Haberler |
Kriz, ticarî ahlâkı bozdu |
TÜSİAD Yönetim Kurulu Üyesi ve Şirket İşleri Komisyonu Başkanı Tayfun Bayazıt, krizin sebep olduğu zorlu şartlar ve kişilerin uğradığı gelir kayıplarının işverenler ve çalışanlar üzerindeki baskıyı arttıran bir unsur olduğunu belirterek, “Bu durum, doğrudan maddî çıkar sağlamaya yönelik usulsüzlüklere neden olabilmektedir” dedi. TÜRK Sanayicileri ve İşadamları Derneği (TÜSİAD) Yönetim Kurulu Üyesi ve Şirket İşleri Komisyonu Başkanı Tayfun Bayazıt, krizin oluşturduğu zorlu şartlar ve kişilerin uğradığı gelir kayıplarının işverenler ve çalışanlar üzerindeki baskıyı arttıran bir unsur olduğunu belirterek, ‘’Bu durum, doğrudan maddî çıkar sağlamaya yönelik usulsüzlüklere neden olabilmektedir’’ dedi. TÜSİAD’ın ‘Dünyada ve Türkiye’de İş Etiği ve Etik Yönetimi’’ başlıklı raporu Sabancı Center’da düzenlenen bir toplantı ile kamuoyuna sunuldu. Toplantının açılışında konuşan Tayfun Bayazıt, küresel kriz ile birlikte sadece ekonomideki kırılganlıkların değil, aynı zamanda etik dışı davranışların da gün ışığına çıktığını söyledi. Yaklaşık 50 yıl önce işletmelerin varoluş sebebinin hissedarlar için en yüksek ekonomik faydayı elde etmek olduğunu dile getiren Bayazıt, bugün ise varoluş sebebinin yalnızca kâr etmek değil, elde ettiği ekonomik faydayı topluma geri kazandırabilmek olduğunu belirtti. 21. yüzyılın bilgi ekonomisinde iyi işletmenin; amacı olan, üyeleri belli haklara sahip ve refah oluşturan bir topluluğa dönüştüğünü dile getiren Bayazıt, bu yeni düzen içinde, iş etiğinin, işletmelerin vizyonlarına ışık tuttuğunu ve misyonlarını gerçekleştirme yolunda onların sağduyusu olduğunu kaydetti. Bayazıt, 1980’lerden itibaren önce dar bir çerçevede telâffuz edilmeye başlanan ‘’iş etiği’’ kavramının, 2000’li yıllara gelindiğinde, başta iş dünyası olmak üzere toplumun her kesiminde tartışılır olduğuna işaret ederek, ‘’Ne yazık ki iş etiği tartışmaları, kavramın geliştirilmesi üzere değil, iş dünyasının yaşadığı erozyonun önlemesi etrafında alevlenmiştir’’ dedi. Tayfun Bayazıt, dünyada bu konuya ait literatürün geliştiğini, Birleşmiş Milletler, OECD ve Avrupa Birliği gibi uluslar arası kuruluşların girişimleri ile evrensel normlar oluştuğunu, iş dünyasının etik altyapısını güçlendirmek adına yürütülen bu çalışmaların, şirketlerin bütün paydaşları ile karşılıklı güven tesis etmesini, iş etiği ile bağdaşmayan tutum ve davranışların önüne geçilmesini amaçladığını söyledi.
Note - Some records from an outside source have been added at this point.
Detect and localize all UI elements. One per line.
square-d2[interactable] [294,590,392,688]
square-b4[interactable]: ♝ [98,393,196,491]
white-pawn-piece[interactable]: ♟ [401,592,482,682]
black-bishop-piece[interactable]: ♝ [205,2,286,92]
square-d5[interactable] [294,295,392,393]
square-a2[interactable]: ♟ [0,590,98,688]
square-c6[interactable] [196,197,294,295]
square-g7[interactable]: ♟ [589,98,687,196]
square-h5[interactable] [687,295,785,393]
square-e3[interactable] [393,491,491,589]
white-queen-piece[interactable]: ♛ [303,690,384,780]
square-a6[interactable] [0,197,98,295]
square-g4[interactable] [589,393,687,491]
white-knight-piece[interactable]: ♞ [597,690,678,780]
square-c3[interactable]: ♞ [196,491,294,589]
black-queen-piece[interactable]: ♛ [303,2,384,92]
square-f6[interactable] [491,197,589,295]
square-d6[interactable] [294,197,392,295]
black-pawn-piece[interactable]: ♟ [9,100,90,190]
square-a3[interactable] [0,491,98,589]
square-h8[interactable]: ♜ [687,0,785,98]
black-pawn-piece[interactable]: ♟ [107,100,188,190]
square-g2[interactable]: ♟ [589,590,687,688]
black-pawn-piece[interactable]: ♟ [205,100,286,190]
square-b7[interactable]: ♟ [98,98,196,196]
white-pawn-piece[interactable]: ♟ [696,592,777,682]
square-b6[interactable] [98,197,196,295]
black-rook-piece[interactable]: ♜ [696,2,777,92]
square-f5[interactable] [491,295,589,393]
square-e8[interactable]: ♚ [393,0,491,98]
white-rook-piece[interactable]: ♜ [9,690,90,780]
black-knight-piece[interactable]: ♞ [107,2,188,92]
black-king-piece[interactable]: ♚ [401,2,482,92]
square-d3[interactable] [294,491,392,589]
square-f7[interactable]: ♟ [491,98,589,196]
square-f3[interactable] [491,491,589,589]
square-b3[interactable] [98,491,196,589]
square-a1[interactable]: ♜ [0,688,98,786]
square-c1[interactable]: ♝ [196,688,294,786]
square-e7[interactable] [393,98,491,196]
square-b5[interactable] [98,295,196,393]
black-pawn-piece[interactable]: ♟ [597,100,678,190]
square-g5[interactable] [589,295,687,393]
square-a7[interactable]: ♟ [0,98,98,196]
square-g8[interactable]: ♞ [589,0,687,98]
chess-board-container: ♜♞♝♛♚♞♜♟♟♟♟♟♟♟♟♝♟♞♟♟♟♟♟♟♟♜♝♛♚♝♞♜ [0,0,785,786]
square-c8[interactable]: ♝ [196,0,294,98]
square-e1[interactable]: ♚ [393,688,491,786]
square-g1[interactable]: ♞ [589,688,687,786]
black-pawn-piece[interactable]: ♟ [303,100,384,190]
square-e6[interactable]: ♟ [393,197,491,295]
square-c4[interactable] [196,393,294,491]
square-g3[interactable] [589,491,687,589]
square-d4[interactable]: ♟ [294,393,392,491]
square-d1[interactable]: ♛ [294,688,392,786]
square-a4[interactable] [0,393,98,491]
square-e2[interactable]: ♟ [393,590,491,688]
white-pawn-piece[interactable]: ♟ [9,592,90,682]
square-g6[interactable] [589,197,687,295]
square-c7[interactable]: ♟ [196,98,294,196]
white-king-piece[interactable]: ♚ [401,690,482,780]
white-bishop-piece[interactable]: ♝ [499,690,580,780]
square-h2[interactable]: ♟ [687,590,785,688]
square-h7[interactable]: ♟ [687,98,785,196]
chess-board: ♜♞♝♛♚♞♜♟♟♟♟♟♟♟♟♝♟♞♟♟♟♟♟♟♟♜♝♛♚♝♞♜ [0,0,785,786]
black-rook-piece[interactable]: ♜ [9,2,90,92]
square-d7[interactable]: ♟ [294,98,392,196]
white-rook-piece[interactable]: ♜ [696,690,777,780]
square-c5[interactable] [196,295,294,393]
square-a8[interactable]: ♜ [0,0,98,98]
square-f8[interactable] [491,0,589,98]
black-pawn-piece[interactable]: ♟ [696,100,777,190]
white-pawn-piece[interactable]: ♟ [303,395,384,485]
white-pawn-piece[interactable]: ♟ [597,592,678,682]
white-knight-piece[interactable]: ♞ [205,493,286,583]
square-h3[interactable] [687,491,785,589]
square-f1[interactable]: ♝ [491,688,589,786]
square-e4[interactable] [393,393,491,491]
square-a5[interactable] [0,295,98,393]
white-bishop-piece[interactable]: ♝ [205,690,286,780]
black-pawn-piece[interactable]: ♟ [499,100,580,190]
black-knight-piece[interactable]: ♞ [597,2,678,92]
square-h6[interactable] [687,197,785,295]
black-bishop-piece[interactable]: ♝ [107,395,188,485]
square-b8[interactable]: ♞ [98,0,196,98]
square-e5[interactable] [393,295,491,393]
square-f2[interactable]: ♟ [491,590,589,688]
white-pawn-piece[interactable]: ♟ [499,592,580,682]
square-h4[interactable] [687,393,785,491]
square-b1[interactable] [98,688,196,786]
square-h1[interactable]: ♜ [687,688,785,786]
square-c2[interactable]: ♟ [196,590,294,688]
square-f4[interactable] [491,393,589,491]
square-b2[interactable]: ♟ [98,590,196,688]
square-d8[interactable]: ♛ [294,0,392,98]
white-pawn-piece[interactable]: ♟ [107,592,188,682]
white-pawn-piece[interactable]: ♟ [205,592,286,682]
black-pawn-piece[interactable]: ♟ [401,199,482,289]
KÜRESEL İLKELER SÖZLEŞMESİ Bu bağlamda atılan en büyük adımlardan birinin, 2000 yılında Birleşmiş Milletler’in inisiyatifi ile başlatılan ve TÜSİAD’ın da 2007 senesinde imzaladığı ‘Küresel İlkeler Sözleşmesi olduğunu anlatan Bayazıt, şöyle devam etti: ‘’Küresel İlkeler Sözleşmesi, insan hakları, çalışma koşulları, çevre ve yolsuzlukla mücadele olmak üzere dört ana başlık altında, evrensel kabul görmüş 10 maddeden oluşan bir manifestodur. Kurumlar sözleşmeye attıkları imza ile operasyonlarını ve stratejilerini bu 10 madde çerçevesinde yürüteceklerini taahhüt etmektedir. Tamamen gönüllülük esasına dayanan ve hiçbir hukukî yaptırımı bulunmayan bu inisiyatif kısa zamanda meyvelerini vermiş ve imzacı kurum sayısı 6 bini geçmiştir. Kurumlar arasında katlanan bir hızla benimsenen sözleşme, bu sayede uluslar arası geçerliliği olan bir referans noktası haline gelmiştir.’’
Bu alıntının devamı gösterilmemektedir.